Adapted from a story by Balzac, author of Les miserables, the events are true to the text, the literary origins signaled by printed commentaries that punctuate the scenes. These have a distancing and at times satirical effect which lightens the tone. Here 1810 society has none of the frivolity and banter that characterized Laurent Tirard’s Molière but instead foregrounds propriety of manners and the stately quadrille. In this circle Antoinette’s friend is moved to admire a lady because “no-one can hold a snuff-box like her.”
Although Antoinette appears to think Armand will accept a platonic relationship, despite warnings that “He is akin to an eagle – you will not tame him” – he soon disabuses her by arranging a kidnapping, unexpected in what has otherwise been a to-ing and fro-ing that has gone on for weeks. He is a man accustomed to conquest; she is a product of a world where respectability rules. It’s a case of “steel against steel” and when he realizes she won’t be frightened he decides to desist. Expectations are once again deflated.
The director serves up plenty of visual distractions: a panoply of well-dressed cynics advise Antoinette in rooms aglow with gilded paneling and fin-de-siècle furniture, recalling films like Le ronde where gossip rules and satin waist-coats and powdered wigs mix with bosom-revealing empire gowns and beribboned ringlets. Fans and huge floral displays promote self-conscious posing. Contrasted with the elegance and violins of the spacious houses where Antoinette encounters the demi-monde, her private rooms are cozy with crackling log fires, candelabras and discreet servants. Here Antoinette sings a doleful song about flight from beloved shores, a melody which, overheard in the Majorcan convent, convinces Armand later that he has found his beloved.

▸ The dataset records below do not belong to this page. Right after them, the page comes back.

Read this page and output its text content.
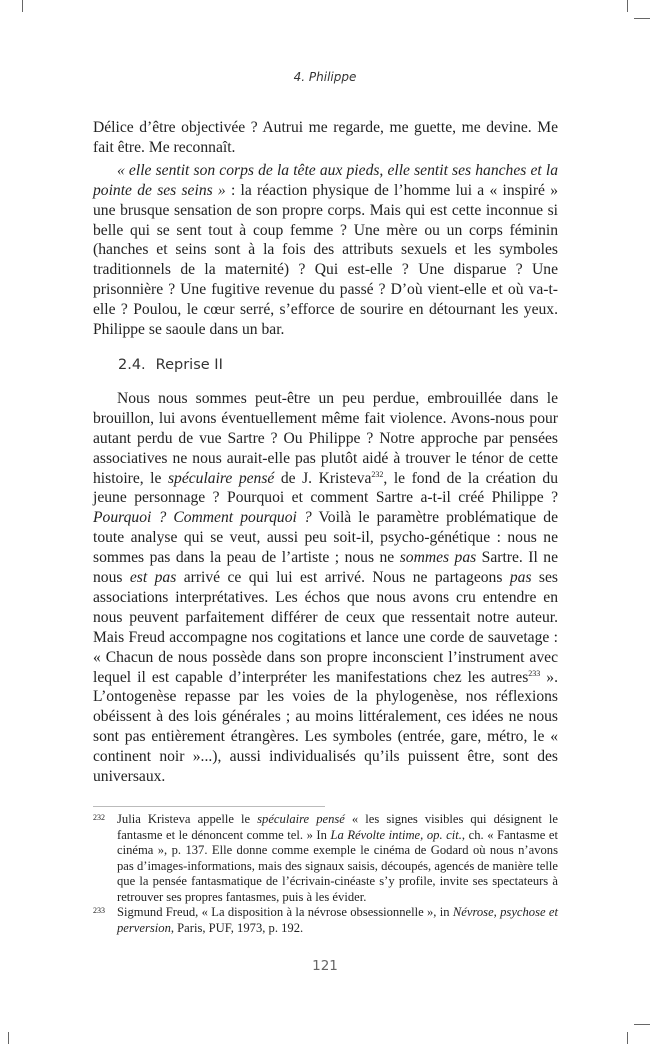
4. Philippe

Délice d’être objectivée ? Autrui me regarde, me guette, me devine. Me fait être. Me reconnaît.

« elle sentit son corps de la tête aux pieds, elle sentit ses hanches et la pointe de ses seins » : la réaction physique de l’homme lui a « inspiré » une brusque sensation de son propre corps. Mais qui est cette inconnue si belle qui se sent tout à coup femme ? Une mère ou un corps féminin (hanches et seins sont à la fois des attributs sexuels et les symboles traditionnels de la maternité) ? Qui est-elle ? Une disparue ? Une prisonnière ? Une fugitive revenue du passé ? D’où vient-elle et où va-t-elle ? Poulou, le cœur serré, s’efforce de sourire en détournant les yeux. Philippe se saoule dans un bar.

2.4. Reprise II

Nous nous sommes peut-être un peu perdue, embrouillée dans le brouillon, lui avons éventuellement même fait violence. Avons-nous pour autant perdu de vue Sartre ? Ou Philippe ? Notre approche par pensées associatives ne nous aurait-elle pas plutôt aidé à trouver le ténor de cette histoire, le spéculaire pensé de J. Kristeva$^{232}$, le fond de la création du jeune personnage ? Pourquoi et comment Sartre a-t-il créé Philippe ? Pourquoi ? Comment pourquoi ? Voilà le paramètre problématique de toute analyse qui se veut, aussi peu soit-il, psycho-génétique : nous ne sommes pas dans la peau de l’artiste ; nous ne sommes pas Sartre. Il ne nous est pas arrivé ce qui lui est arrivé. Nous ne partageons pas ses associations interprétatives. Les échos que nous avons cru entendre en nous peuvent parfaitement différer de ceux que ressentait notre auteur. Mais Freud accompagne nos cogitations et lance une corde de sauvetage : « Chacun de nous possède dans son propre inconscient l’instrument avec lequel il est capable d’interpréter les manifestations chez les autres$^{233}$ ». L’ontogenèse repasse par les voies de la phylogenèse, nos réflexions obéissent à des lois générales ; au moins littéralement, ces idées ne nous sont pas entièrement étrangères. Les symboles (entrée, gare, métro, le « continent noir »...), aussi individualisés qu’ils puissent être, sont des universaux.

232 Julia Kristeva appelle le spéculaire pensé « les signes visibles qui désignent le fantasme et le dénoncent comme tel. » In La Révolte intime, op. cit., ch. « Fantasme et cinéma », p. 137. Elle donne comme exemple le cinéma de Godard où nous n’avons pas d’images-informations, mais des signaux saisis, découpés, agencés de manière telle que la pensée fantasmatique de l’écrivain-cinéaste s’y profile, invite ses spectateurs à retrouver ses propres fantasmes, puis à les évider.
233 Sigmund Freud, « La disposition à la névrose obsessionnelle », in Névrose, psychose et perversion, Paris, PUF, 1973, p. 192.
121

The exterior scenes, too, are enchanting. Paris streets with horse-carriages in winter contrast with the brilliance of a Majorcan summer and the ancient stone walls of the convent, fortress-like above the cliffs and flanked by a flowery meadow. The cloisters and torchlight of Armand’s henchmen during their raid recall scenes from The Count of Monte Cristo. Reflecting the light-and-shade mood swings of the tortured lovers, the mise-en-scène provides a visual treat in an otherwise dark and claustrophobic tale of infinitely deferred consummation. You have been forewarned.